Une Grue-Adjudant fermait pesamment la marche, volant comme si chacun de ses lents coups d’aile devait être le dernier.

Respect aux vieillards ! Brahmanes de la rivière… respect aux vieillards !

L’Adjudant tourna à demi la tête, fit une petite embardée dans la direction de la voix, et prit terre avec raideur sur le banc de sable au-dessus du pont. On pouvait distinguer à présent quel brutal ruffian c’était. Il présentait de dos une apparence éminemment respectable, car il avait près de six pieds de taille et ressemblait plutôt à un pasteur très correct et chauve. De face c’était différent, car sa tête et son cou, à l’instar d’Ally Sloper[2], ne portaient pas une plume, et l’on voyait pendre, sous son menton, un horrible sac de peau nue, réceptacle de tout ce que son bec en pioche pouvait voler. Les jambes étaient longues, maigres et décharnées, mais il les remuait fort délicatement, et les contempla avec orgueil en lissant les plumes gris cendré de sa queue. Après quoi il jeta un coup d’œil par-dessus son épaule, et se raidit dans la position de « Garde à vous » !

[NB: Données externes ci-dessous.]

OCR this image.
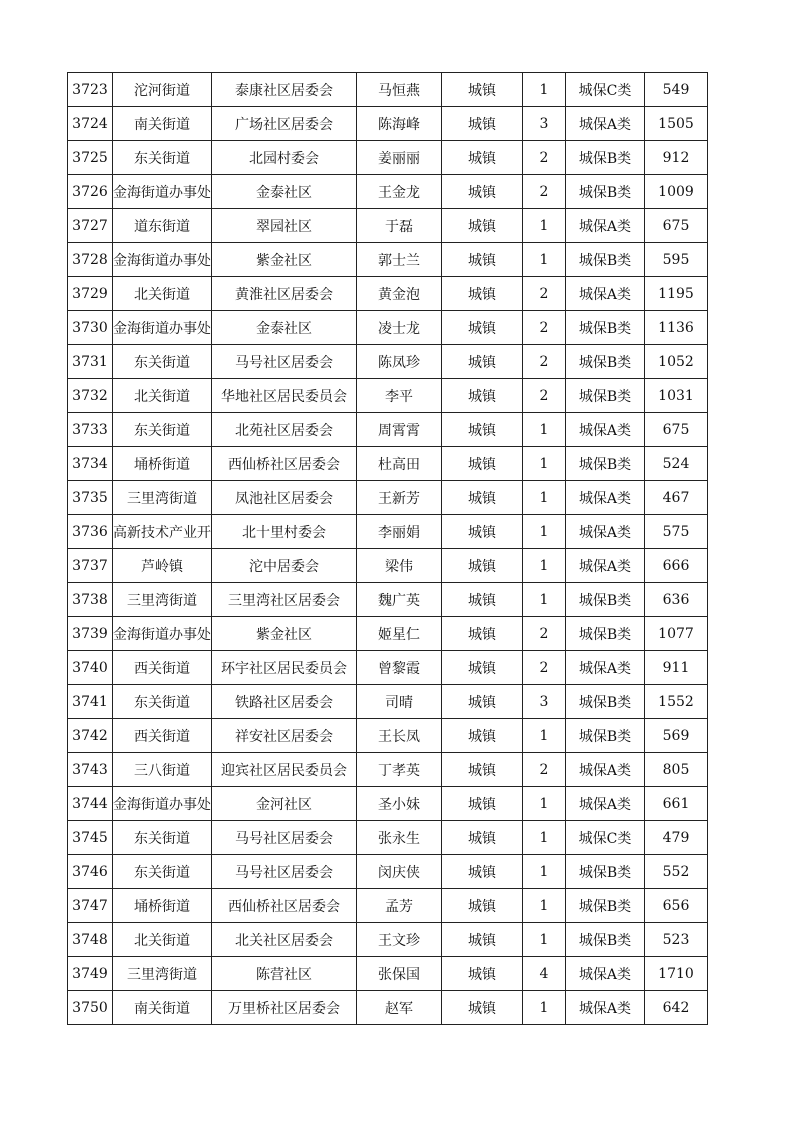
3723	沱河街道	泰康社区居委会	马恒燕	城镇	1	城保C类	549
3724	南关街道	广场社区居委会	陈海峰	城镇	3	城保A类	1505
3725	东关街道	北园村委会	姜丽丽	城镇	2	城保B类	912
3726	金海街道办事处	金泰社区	王金龙	城镇	2	城保B类	1009
3727	道东街道	翠园社区	于磊	城镇	1	城保A类	675
3728	金海街道办事处	紫金社区	郭士兰	城镇	1	城保B类	595
3729	北关街道	黄淮社区居委会	黄金泡	城镇	2	城保A类	1195
3730	金海街道办事处	金泰社区	凌士龙	城镇	2	城保B类	1136
3731	东关街道	马号社区居委会	陈凤珍	城镇	2	城保B类	1052
3732	北关街道	华地社区居民委员会	李平	城镇	2	城保B类	1031
3733	东关街道	北苑社区居委会	周霄霄	城镇	1	城保A类	675
3734	埇桥街道	西仙桥社区居委会	杜高田	城镇	1	城保B类	524
3735	三里湾街道	凤池社区居委会	王新芳	城镇	1	城保A类	467
3736	高新技术产业开	北十里村委会	李丽娟	城镇	1	城保A类	575
3737	芦岭镇	沱中居委会	梁伟	城镇	1	城保A类	666
3738	三里湾街道	三里湾社区居委会	魏广英	城镇	1	城保B类	636
3739	金海街道办事处	紫金社区	姬星仁	城镇	2	城保B类	1077
3740	西关街道	环宇社区居民委员会	曾黎霞	城镇	2	城保A类	911
3741	东关街道	铁路社区居委会	司晴	城镇	3	城保B类	1552
3742	西关街道	祥安社区居委会	王长凤	城镇	1	城保B类	569
3743	三八街道	迎宾社区居民委员会	丁孝英	城镇	2	城保A类	805
3744	金海街道办事处	金河社区	圣小妹	城镇	1	城保A类	661
3745	东关街道	马号社区居委会	张永生	城镇	1	城保C类	479
3746	东关街道	马号社区居委会	闵庆侠	城镇	1	城保B类	552
3747	埇桥街道	西仙桥社区居委会	孟芳	城镇	1	城保B类	656
3748	北关街道	北关社区居委会	王文珍	城镇	1	城保B类	523
3749	三里湾街道	陈营社区	张保国	城镇	4	城保A类	1710
3750	南关街道	万里桥社区居委会	赵军	城镇	1	城保A类	642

Un petit Chacal galeux, qui jappait de famine sur une langue de terre basse, dressa les oreilles et la queue, et partit en barbotant à travers les flaques d’eau dans la direction de l’Adjudant.

C’était le plus bas de sa caste — non pas que le meilleur des chacals vaille grand-chose, mais celui-ci, moitié mendiant, moitié criminel, était particulièrement abject — nettoyeur de tas d’ordures, désespérément timide ou follement hardi, éternellement affamé, et plein de ruse qui ne tournait jamais à son profit.

— Ugh ! dit-il, en se secouant d’un air souffreteux lorsqu’il prit terre. Puisse la gale rouge détruire tous les chiens de ce village ! Je porte trois fois plus de morsures que de puces, et cela, parce que j’ai osé jeter un regard — seulement un regard — vous entendez ? sur un vieux soulier dans une étable à vaches. Je ne peux pourtant pas manger de la boue ?

Il se gratta sous l’oreille gauche.

— J’ai ouï dire, répliqua l’Adjudant, d’une voix de scie émoussée dans une planche épaisse, j’ai ouï dire qu’il y avait un petit chien nouveau-né dans ce soulier-là.

— Entendre est une chose, et savoir en est une autre, reprit le Chacal, qui possédait quelque teinture de proverbes ramassés à écouter les hommes le soir autour des feux de village.

— Tout à fait juste. Aussi, pour être sûr, j’ai pris soin du bébé pendant que les chiens étaient occupés ailleurs.

— Ils étaient très occupés ? dit le Chacal. Eh bien ! je ferai mieux de ne pas aller à la chasse aux rogatons dans ce village d’ici à quelque temps. Ainsi, il y avait réellement dans ce soulier un petit chien qui n’avait pas encore ouvert les yeux ?

— Il est ici, dit l’Adjudant, en louchant par-dessus son bec sur sa poche pleine. Peu de chose, mais appréciable en ces jours où la charité semble avoir disparu du monde.

— Hélas ! aujourd’hui le monde est de fer, gémit le Chacal.

Alors, comme ses yeux inquiets saisissaient le moindre soupçon de ride sur l’eau, il poursuivis rapidement :

— La vie est dure pour nous tous, et je ne doute pas que notre excellent maître lui-même, l’Orgueil du Ghaut et l’Envie de la Rivière…

— Menteur, flatteur et chacal ont été couvés dans le même œuf — prononça l’Adjudant sans s’adresser à personne en particulier, car il n’était pas médiocre menteur pour son propre compte lorsqu’il en prenait la peine.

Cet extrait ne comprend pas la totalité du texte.